The Variational Iteration Method for a Pendulum with a Combined Translational and Rotational System

Abstract The dynamic analysis of complex mechanical systems often requires the application of advanced mathematical techniques. In this study, we present a variation iteration-based solution for a pendulum system coupled with a rolling wheel, forming a combined translational and rotational system. Furthermore, the Lagrange multiplier is calculated using the Elzaki transform. The system under investigation consists of a pendulum attached to a wheel that rolls without slipping on a horizontal surface. The coupled motion of the pendulum and the rolling wheel creates a complex system with both translational and rotational degrees of freedom. To solve the governing equations of motion, we employ the variation iteration method, a powerful numerical technique that combines the advantages of both variational principles and iteration schemes. The Lagrange multiplier plays a crucial role in incorporating the constraints of the system into the equations of motion.

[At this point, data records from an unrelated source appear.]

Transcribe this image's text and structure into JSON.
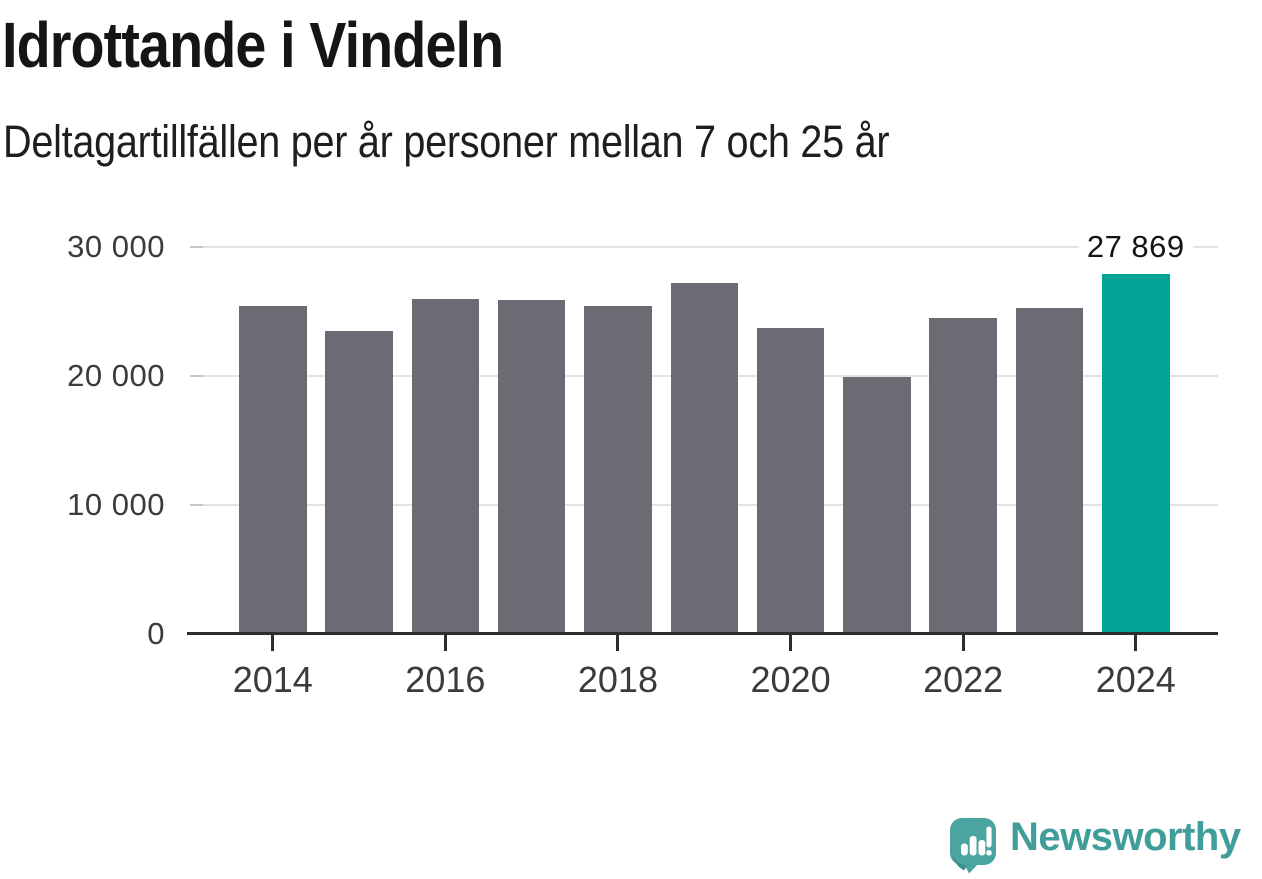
{
  "header": {
    "title": "Idrottande i Vindeln",
    "subtitle": "Deltagartillfällen per år personer mellan 7 och 25 år"
  },
  "chart_data": {
    "type": "bar",
    "title": "Idrottande i Vindeln",
    "subtitle": "Deltagartillfällen per år personer mellan 7 och 25 år",
    "categories": [
      "2014",
      "2015",
      "2016",
      "2017",
      "2018",
      "2019",
      "2020",
      "2021",
      "2022",
      "2023",
      "2024"
    ],
    "values": [
      25400,
      23500,
      26000,
      25900,
      25400,
      27200,
      23700,
      19900,
      24500,
      25300,
      27869
    ],
    "highlight": {
      "index": 10,
      "category": "2024",
      "value": 27869,
      "label": "27 869",
      "color": "#00a396"
    },
    "bar_color": "#6c6b73",
    "ylim": [
      0,
      30000
    ],
    "yticks": [
      {
        "value": 30000,
        "label": "30 000"
      },
      {
        "value": 20000,
        "label": "20 000"
      },
      {
        "value": 10000,
        "label": "10 000"
      },
      {
        "value": 0,
        "label": "0"
      }
    ],
    "xtick_labels": [
      "2014",
      "2016",
      "2018",
      "2020",
      "2022",
      "2024"
    ],
    "grid": "horizontal",
    "legend": "none",
    "gridline_color": "#e3e3e3",
    "tickstub_color": "#c6c6c6",
    "axis_color": "#2d2d2d",
    "label_color": "#3b3b3b"
  },
  "footer": {
    "brand": "Newsworthy",
    "brand_color": "#3f9d9a",
    "logo_color": "#4ba4a0",
    "logo_shade_color": "#3e8e8d",
    "logo_icon": "speech-bubble-bar-chart-exclamation"
  }
}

In this study, we determine the Lagrange multiplier using the Elzaki transform, which provides an effective means to calculate Lagrange multipliers for constrained mechanical systems. The proposed solution technique is applied to analyse the dynamics of a pendulum with a rolling wheel system. The effects of various system parameters, such as the pendulum length, wheel radius and initial conditions, are investigated to understand their influence on the system dynamics. The results demonstrate the effectiveness of the variation iteration method combined with the Elzaki transform in capturing the complex behaviour of a combined translational and rotational system. The proposed approach serves as a valuable tool for analysing and understanding the dynamics of similar mechanical systems encountered in various engineering applications.